Background: A limitation of exercise echocardiography (EE) is its semiquantitative approach in analyzing wall-motion abnormalities. However, pulsed-Doppler tissue imaging is capable of a systolic and diastolic regional quantitative assessment.
Methods: To investigate the feasibility of performing pulsed-Doppler tissue imaging sampling of the basal left ventricular (LV) septum during EE, we studied 105 consecutive patients (71 men, 34 women, aged 61 +/- 11 years). Harmonic two-dimensional (2-D) echocardiography was performed at rest and peak EE, whereas pulsed-Doppler tissue imaging was performed at rest and immediately after EE. Adequate recordings for peak systolic velocity (Vs) were possible in all patients, but peak early diastolic (Ve) and peak late diastolic (Va) velocities were possible in 78 (74%) patients. Positive 2-D echocardiography was considered as infarction or an ischemic response.
Results: Forty-five (43%) patients (Group 1) had wall-motion abnormalities involving the left anterior descending artery (LAD) territory (29 with ischemia, 11 with ischemia and necrosis, and 5 with necrosis), 21 (20%) (Group 2a) had wall-motion abnormalities involving the left circumflex (LCX) and/or the right coronary artery (RCA) territories, and 39 (37%) (Group 2b) had normal EE. Heart rate increased from 72 +/- 17 beats/min to 143 +/- 18 beats/min (P < 0.0001) and systolic blood pressure from 129 +/- 19 mmHg to 174 +/- 26 mmHg (P < 0.001).
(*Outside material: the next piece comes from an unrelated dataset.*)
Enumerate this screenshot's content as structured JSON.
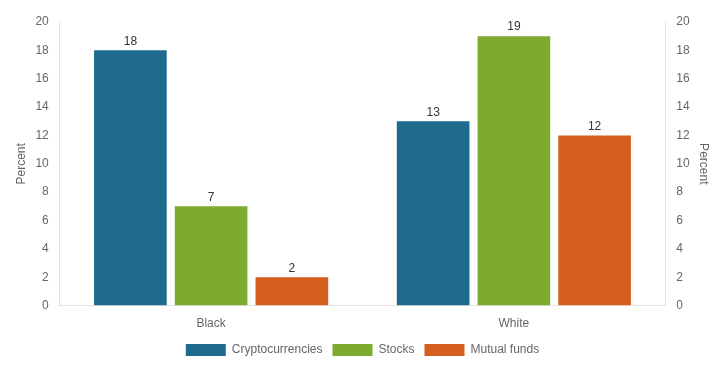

Coronary angiography was performed in 30 (29%) patients, 29 of whom had positive findings on EE. LAD or diagonal branch coronary artery disease (CAD) (> or = 50% luminal narrowing) was present in 22 patients, 10 of whom had proximal severe stenosis (> or = 70% luminal narrowing). Vs increase was significatively lower in Group 1 (40 +/- 35%, from 6.0 +/- 1.5 cm/sec to 8.1 +/- 2.2 cm/sec) than Group 2a (75 +/- 35%, from 6.3 +/- 1.4 cm/sec to 10.8 +/- 2.1 cm/sec, P < 0.0001) and Group 2b (64 +/- 27%, from 6.7 +/- 1.3 cm/sec to 10.9 +/- 2.0 cm/sec, P < 0.001). Ve was not different at rest and at postexercise between groups. Va was similar at rest but higher at postexercise in Group 2b than Group 1 (11.8 +/- 2.3 cm/sec vs 10.3 +/- 3.0 cm/sec, P < 0.05). Failure to achieve Vs > or = 9.5 cm/sec after exercise was found to be the more accurate limit to detect necrosis or ischemia in the LAD territory according to EE criteria (sensitivity 76%, specificity 78%). When analysis was limited to the 30 patients who underwent angiography, we found that the 10 patients with proximal severe LAD or diagonal branch stenosis showed blunted increases in Vs (increase 9.4 +/- 19%, from 6.5 +/- 1.2 cm/sec at rest to 7.4 +/- 1.7 cm/sec at post-EE; P = 0.17) in contrast to the 20 patients having moderate or nonsignificant stenosis (increase 31 +/- 20%, from 6.2 +/- 1.5 cm/sec at rest to 9.3 +/- 1.8 cm/sec at post-EE, P < 0.0001). A failure to increase Vs > or = 30% had a sensitivity of 90% and a specificity of 80% in detecting proximal severe stenosis.
Conclusion: Pulsed-Doppler tissue imaging sampling of the LV septum is feasible technically during EE and allows quantification of the regional response. This method may be accurate for detecting proximal severe stenosis in vessels supplying the LAD territory.